Yoksa Kur’an-ı Hakîm’in o beyanatı yalnız o faydasına inhisar etmiyor. Çünkü insan kendisiyle alâkası olan ve faydası dokunan bir zerreye, kendisi ile alâkası olmayan bir şemsten ziyade ehemmiyet verir. Mesela

وَالْقَمَرَ قَدَّرْنَاهُ مَنَازِلَ ۞ لِتَعْلَمُوا عَدَدَ السِّنٖينَ وَالْحِسَابَ

Yani kamerin küre-i arz etrafında devrinin Cenab-ı Hak tarafından takdir edilmesinin pek çok hikmetlerinden bir hikmeti de beşerin günlerini, aylarını, senelerini hesap etmesi, bilmesidir. Yoksa kamerin takdiri, bizce çok lüzumlu bulunan bu faydasına inhisar etmez. Hâlık-ı Zülcelal’in esmasına âyinedarlık eden binler hikmetleri daha var.

Bu kıymettar risalenin âhirinde, altı katrede i’caz-ı Kur’an’ı hülâsa eden küçük fakat o nisbette şümullü bir risale vardır.

Mu’cize-i Kübradan Birkaç Katreyi Tazammun Eden On Dördüncü Reşha

Peygamber aleyhissalâtü vesselâmın risaletinin hakkaniyetine bir delil de Kur’an-ı Mu’cizü’l-Beyan’dır. Kur’an-ı Hakîm’in kırka yakın vech-i i’cazı, Lemaat ve İşaratü’l-İ’caz tefsirinde beyan edildiğinden onlara havale ederek Birinci Katre nihayet bulur.

İkinci Katre’de: Yirmi Beşinci Söz’de zikredilen “Kur’an Nedir?” diye olan tarifin kısa bir Arapçası vardır.

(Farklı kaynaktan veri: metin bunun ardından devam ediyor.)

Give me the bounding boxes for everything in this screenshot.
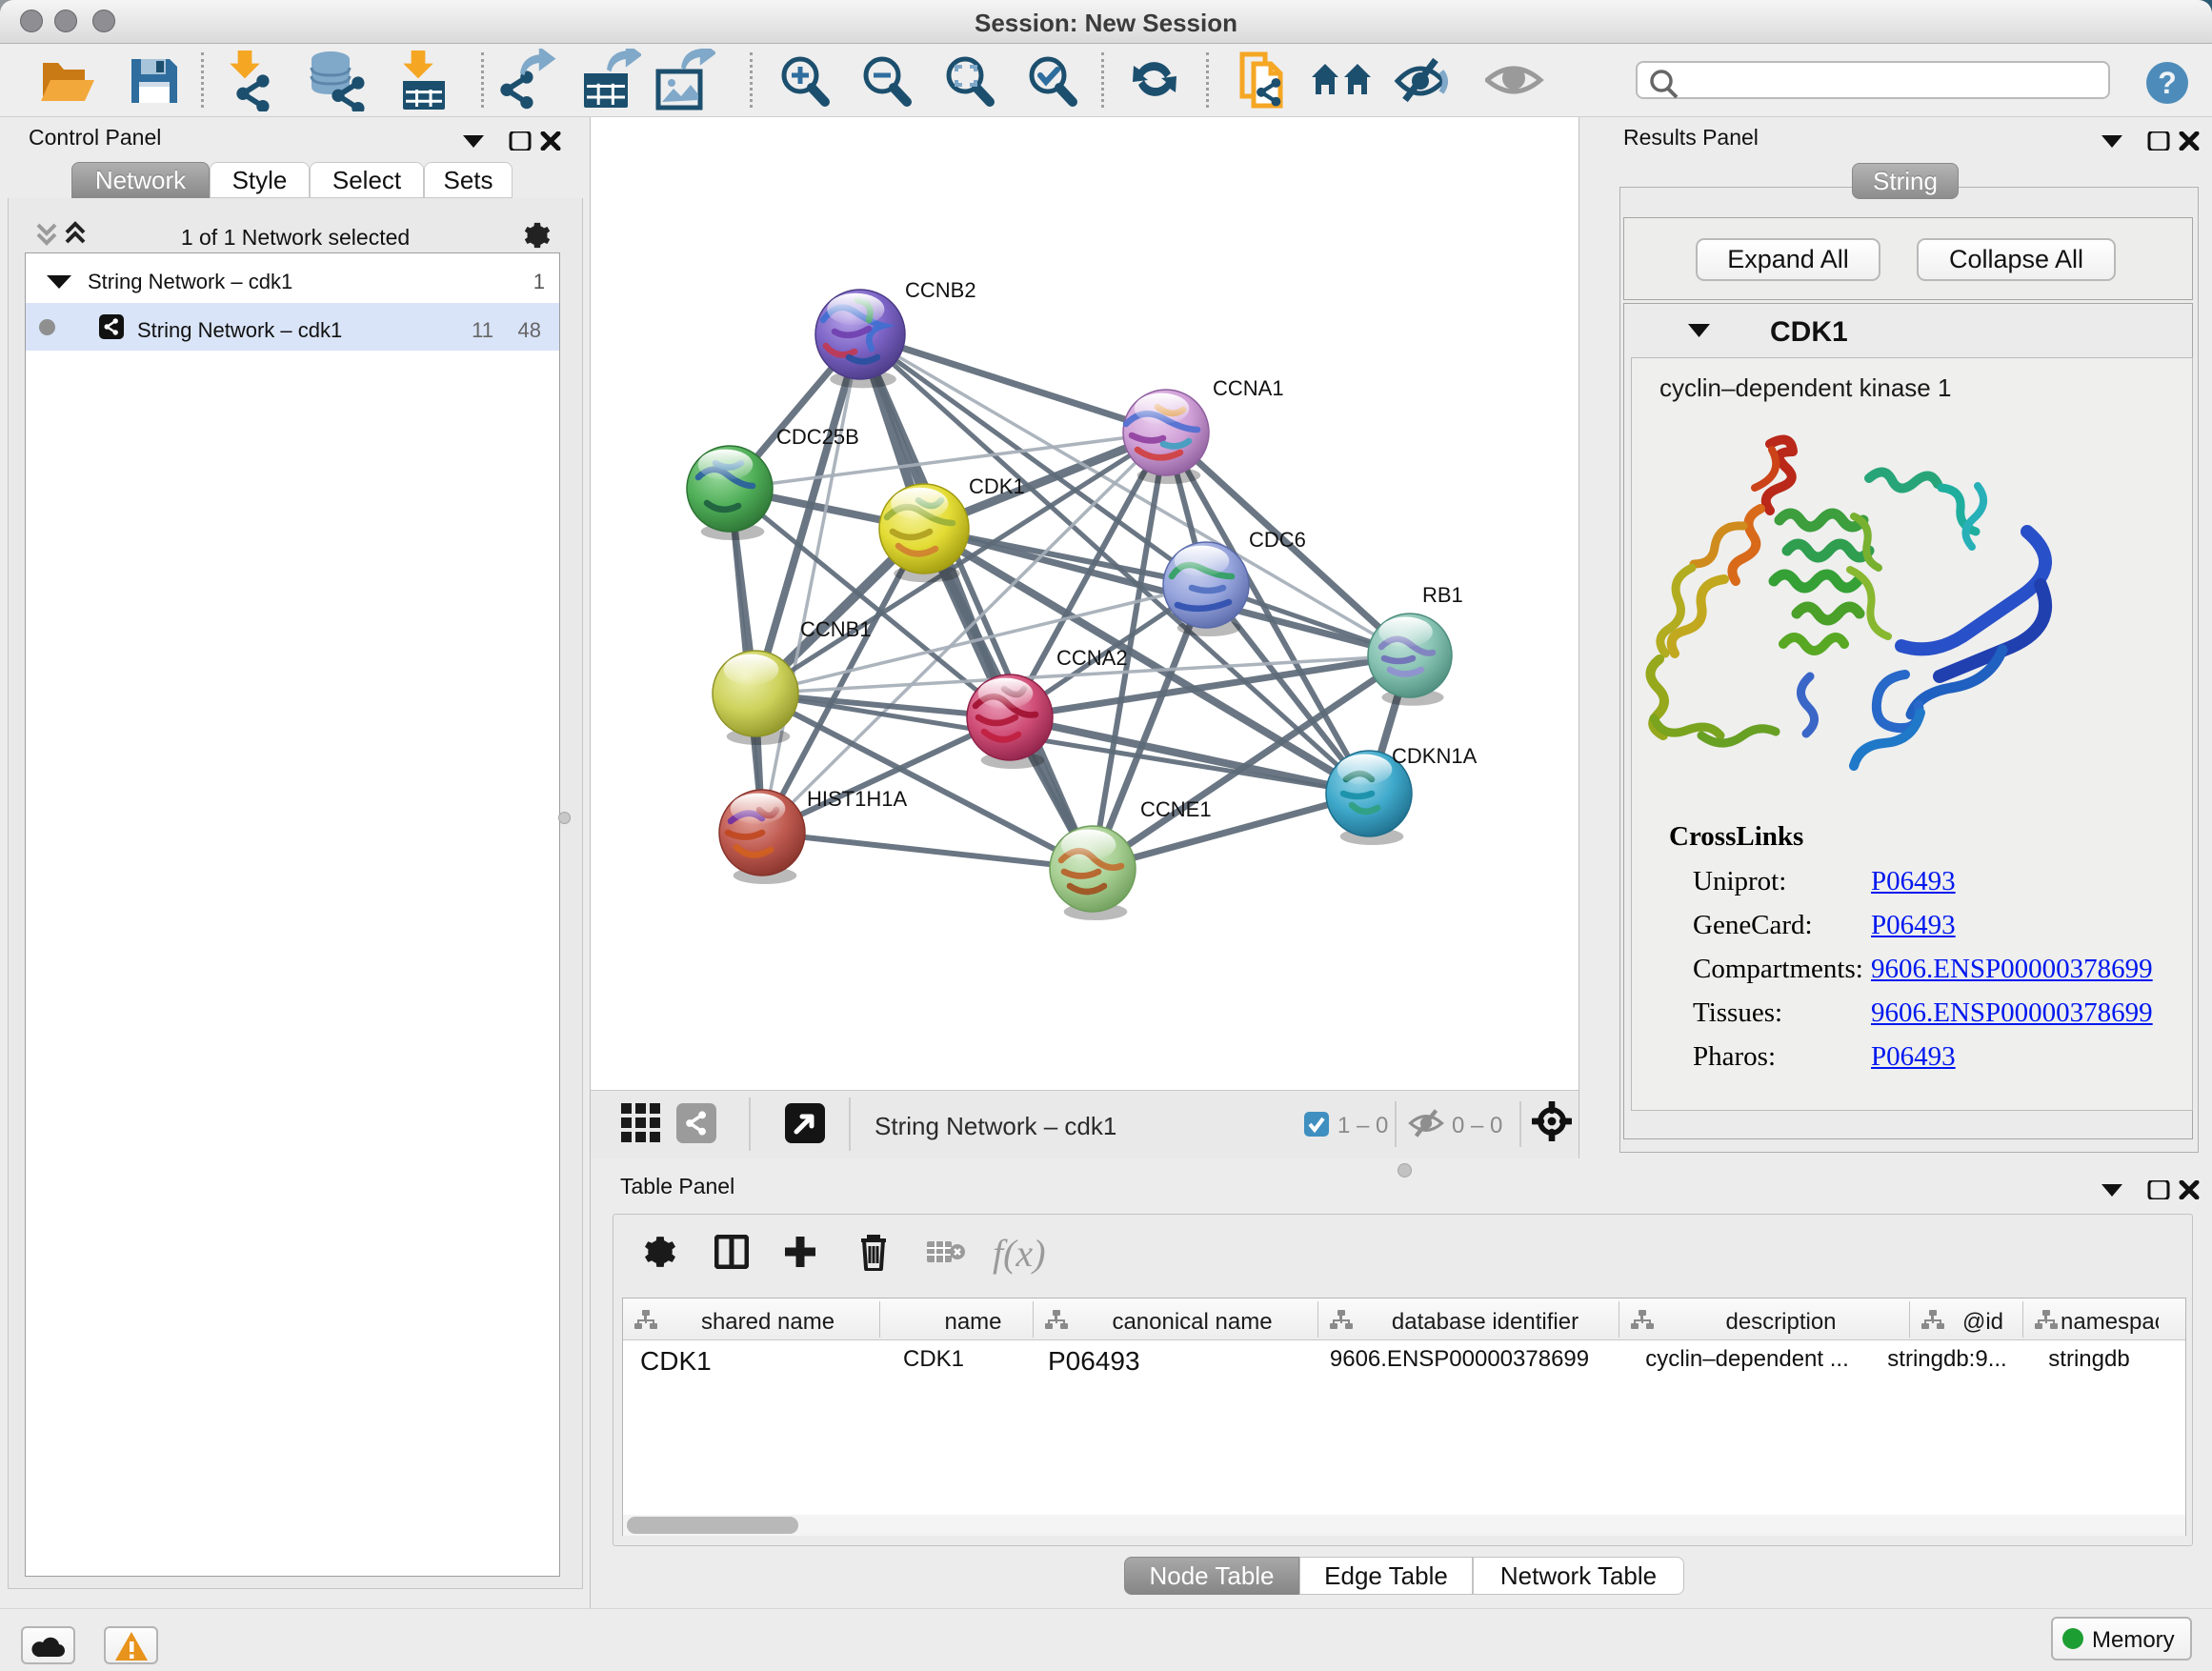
svg-text:CCNB2: CCNB2 — [905, 278, 976, 302]
svg-text:CCNA2: CCNA2 — [1056, 646, 1128, 670]
svg-text:HIST1H1A: HIST1H1A — [807, 787, 907, 811]
svg-text:CCNB1: CCNB1 — [800, 617, 872, 641]
svg-text:CDC6: CDC6 — [1249, 528, 1306, 552]
svg-text:CDK1: CDK1 — [969, 474, 1025, 498]
svg-text:CDKN1A: CDKN1A — [1392, 744, 1478, 768]
svg-text:RB1: RB1 — [1422, 583, 1463, 607]
svg-text:CCNE1: CCNE1 — [1140, 797, 1212, 821]
svg-text:CCNA1: CCNA1 — [1213, 376, 1284, 400]
svg-text:CDC25B: CDC25B — [776, 425, 859, 449]
svg-text:?: ? — [2158, 66, 2177, 100]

Üçüncü Katre: Altı noktadır. Üçüncü Nokta’sında: Nasıl ki insan muhtelif hâcat-ı cismaniyeye muhtelif vakitlerde muhtaçtır. Mesela, havaya her an, hararete, suya her vakit, gıdaya her gün, ziyaya her hafta muhtaçtır. Öyle de hâcat-ı maneviye-i insaniye de muhteliftir. Bir kısmına her an muhtaçtır. Lafzullah gibi. Bir kısmına her vakit muhtaçtır. Bismillah gibi. Bir kısmına her saat muhtaçtır. “Lâ İlahe illallah” gibi. Ve hâkeza kıyas et.

Dördüncü Katre: Altı nüktedir. Beşinci Nükte’sinde çok âyet-i kerîme bulunmasından ve orası da izah makamı olmadığından Mu’cizat-ı Kur’aniye’ye havale edilerek o nükte tayyedilmiştir. Bazen bir harf-i Kur’anîde Kur’an’ın i’cazını ispat eden bu risale ve arkadaşları olan “İşaratü’l-İ’caz” ve “Mu’cizat-ı Kur’aniye” risaleleri Kur’an-ı Hakîm’in birer elmas kılıncıdırlar.